Not surprisingly, the Israelis are not saying whether Stuxnet has any connection to the secretive cyberwar unit it has built inside Israel’s intelligence service. Nor is the Obama administration, which while talking about cyberdefenses has also rapidly ramped up a broad covert program, inherited from the Bush administration, to undermine Iran’s nuclear program. In interviews in several countries, experts in both cyberwar and nuclear enrichment technology say the Stuxnet mystery may never be solved.
There are many competing explanations for myrtus, which could simply signify myrtle, a plant important to many cultures in the region. But some security experts see the reference as a signature allusion to Esther, a clear warning in a mounting technological and psychological battle as Israel and its allies try to breach Tehran’s most heavily guarded project.

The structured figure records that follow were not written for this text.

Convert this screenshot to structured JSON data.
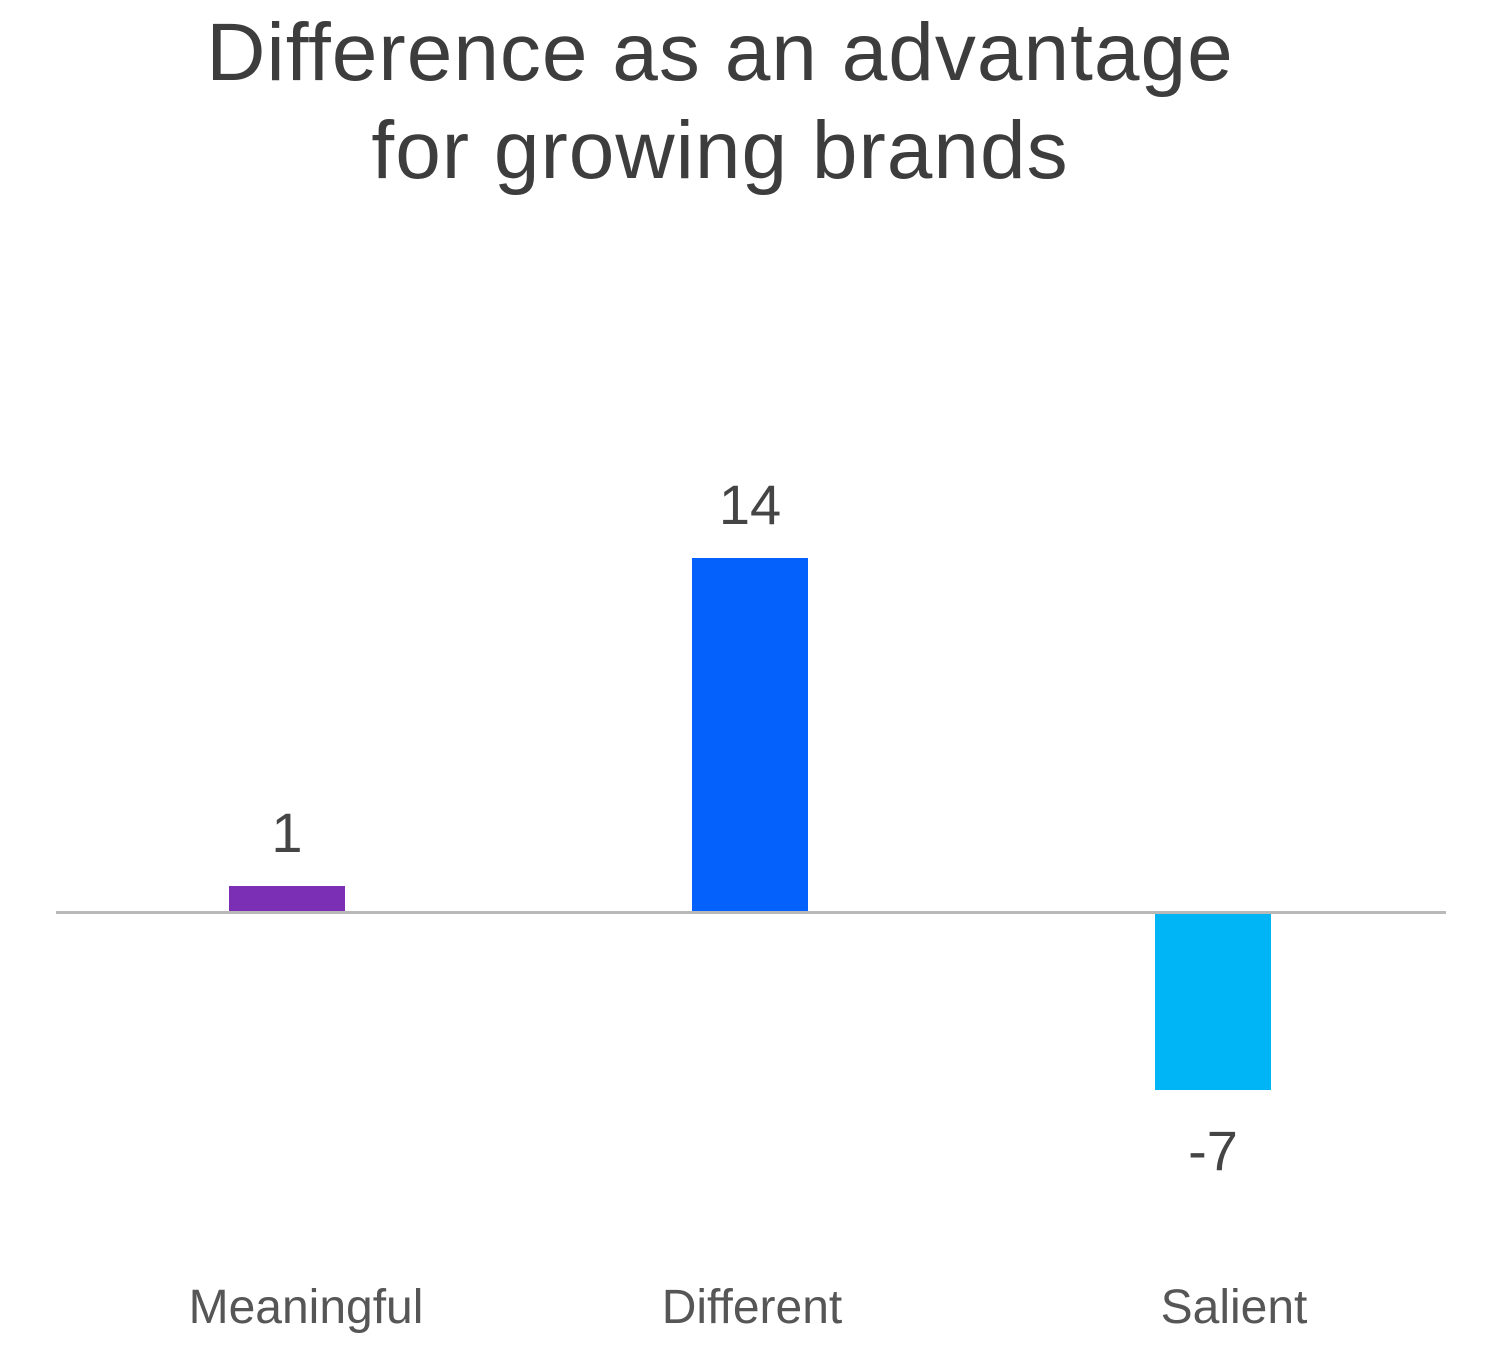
{
  "page": {
    "background": "#FFFFFF"
  },
  "title": {
    "line1": "Difference as an advantage",
    "line2": "for growing brands",
    "color": "#3D3D3D"
  },
  "chart_data": {
    "type": "bar",
    "orientation": "vertical",
    "title": "Difference as an advantage for growing brands",
    "categories": [
      "Meaningful",
      "Different",
      "Salient"
    ],
    "values": [
      1,
      14,
      -7
    ],
    "value_labels": [
      "1",
      "14",
      "-7"
    ],
    "bar_colors": [
      "#7B2FB5",
      "#0561FC",
      "#00B5F6"
    ],
    "baseline_value": 0,
    "ylim": [
      -9,
      16
    ],
    "axis_line_color": "#B9B9B9",
    "value_label_color": "#454545",
    "category_label_color": "#565656",
    "title_color": "#3D3D3D",
    "grid": false,
    "legend": false,
    "xlabel": "",
    "ylabel": ""
  }
}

Others doubt the Israelis were involved and say the word could have been inserted as deliberate misinformation, to implicate Israel.
The same report cites Shai Blitzblau, the technical director and head of the computer warfare laboratory at Maglan, an Israeli company specializing in information security, who said he was “convinced that Israel had nothing to do with Stuxnet.”
“We did a complete simulation of it and we sliced the code to its deepest level,” he said. “We have studied its protocols and functionality. Our two main suspects for this are high-level industrial espionage against Siemens and a kind of academic experiment.”
Did Blitzblau present his findings at this week’s VB Conference in Vancouver where Stuxnet was the focus of attention? No — which is not surprising given his vacuous claim to have studied the code at its deepest level while other experts say it will take months to penetrate the thousands of lines of code contained in a 500kB piece of software.
As for why Israeli programmers would have inserted clues about about authorship deep inside the malware, the most obvious explanation would be the most prosaic: pride.
Even when the utmost secrecy is called for, there are those who cannot resist the temptation to leave their mark.
As for the significance of another finding — June 24, 2012 is the “kill date” after which the worm will refuse to execute — again, we can only speculate.
Is this the cut-off point for Israel’s campaign of cyber warfare against Iran after which will come the time for real war? Right in the run up to the 2012 US presidential election.